IT’S ALMOST LIKE THEY HAVE AN AGENDA OR SOMETHING: Since its founding in 1998, Birthright has sent approximately six hundred thousand young Jews to Israel on free ten-day tours to connect them with their Jewish heritage. Other than a couple “stranded or brave tourists during wartime” type stories, the Times has covered these trips exactly twice. Once in 2000, when the focus was on a controversy over the costs of the trip and who, if anyone, should be paying for them, and once in 2007, albeit relegated for some reason to the “New York region” section of the paper.
Over the past year, several groups on the left have protested Birthright, on the typical leftist theory that any nonprofit organization must have a left-wing agenda or die.

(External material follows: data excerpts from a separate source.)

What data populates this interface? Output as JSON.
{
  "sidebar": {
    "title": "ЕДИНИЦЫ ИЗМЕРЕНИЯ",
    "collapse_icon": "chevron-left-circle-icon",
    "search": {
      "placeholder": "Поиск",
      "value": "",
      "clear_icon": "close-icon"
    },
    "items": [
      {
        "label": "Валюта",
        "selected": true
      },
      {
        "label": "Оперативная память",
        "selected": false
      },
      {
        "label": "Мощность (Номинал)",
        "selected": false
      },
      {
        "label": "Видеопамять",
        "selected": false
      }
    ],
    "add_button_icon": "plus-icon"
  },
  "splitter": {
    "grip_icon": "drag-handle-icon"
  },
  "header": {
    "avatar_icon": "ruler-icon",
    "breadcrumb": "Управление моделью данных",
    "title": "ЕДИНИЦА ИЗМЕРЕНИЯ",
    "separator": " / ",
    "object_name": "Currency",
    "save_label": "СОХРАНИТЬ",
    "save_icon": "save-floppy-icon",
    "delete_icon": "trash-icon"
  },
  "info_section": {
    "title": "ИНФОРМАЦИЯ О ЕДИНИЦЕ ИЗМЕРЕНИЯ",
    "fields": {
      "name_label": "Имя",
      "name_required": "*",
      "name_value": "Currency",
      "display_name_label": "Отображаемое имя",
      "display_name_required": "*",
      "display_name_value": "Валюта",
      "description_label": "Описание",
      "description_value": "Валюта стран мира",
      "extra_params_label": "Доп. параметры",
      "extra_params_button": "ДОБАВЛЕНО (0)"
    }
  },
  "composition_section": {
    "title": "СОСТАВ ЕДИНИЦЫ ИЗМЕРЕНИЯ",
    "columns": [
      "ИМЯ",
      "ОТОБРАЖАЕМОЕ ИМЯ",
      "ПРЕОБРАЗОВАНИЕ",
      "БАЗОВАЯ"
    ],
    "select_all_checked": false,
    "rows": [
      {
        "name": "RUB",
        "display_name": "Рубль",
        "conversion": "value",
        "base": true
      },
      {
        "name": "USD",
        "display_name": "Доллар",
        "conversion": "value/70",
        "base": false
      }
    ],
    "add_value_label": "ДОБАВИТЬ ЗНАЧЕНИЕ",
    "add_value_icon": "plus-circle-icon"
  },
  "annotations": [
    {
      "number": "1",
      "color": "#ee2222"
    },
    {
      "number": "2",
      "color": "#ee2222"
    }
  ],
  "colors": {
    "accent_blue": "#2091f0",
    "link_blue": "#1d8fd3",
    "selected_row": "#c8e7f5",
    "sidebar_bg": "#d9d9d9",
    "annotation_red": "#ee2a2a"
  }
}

As a result, the Times has run no less than two anti-Birthright stories, one in June focusing on protests against Birthright for not focusing on “the occupation,” the second yesterday on a politicized “alternative” trip sponsored by the left-leaning JStreet.
It doesn’t take a news maven to see what is objectively the bigger story: Birthright itself, with its 600K participants and one of the most innovative and successful religious/ethnic programs in recent American (most participants are American, as are most diaspora Jews) history, or the handful of activists protesting Birthright plus the forty participants on the “alternative” tour. But the Times has determined that the latter is actually the more important story, because it fits their agenda of hostility to the mainstream Jewish community’s support for Israel.
This is less interesting as a comment on the Times and Israel, and moreso, in my opinion, as an excellent example of how the Times and other MSM outlets don’t simply report the news, they actually shape it by deciding based on their own agendas what to cover and how much.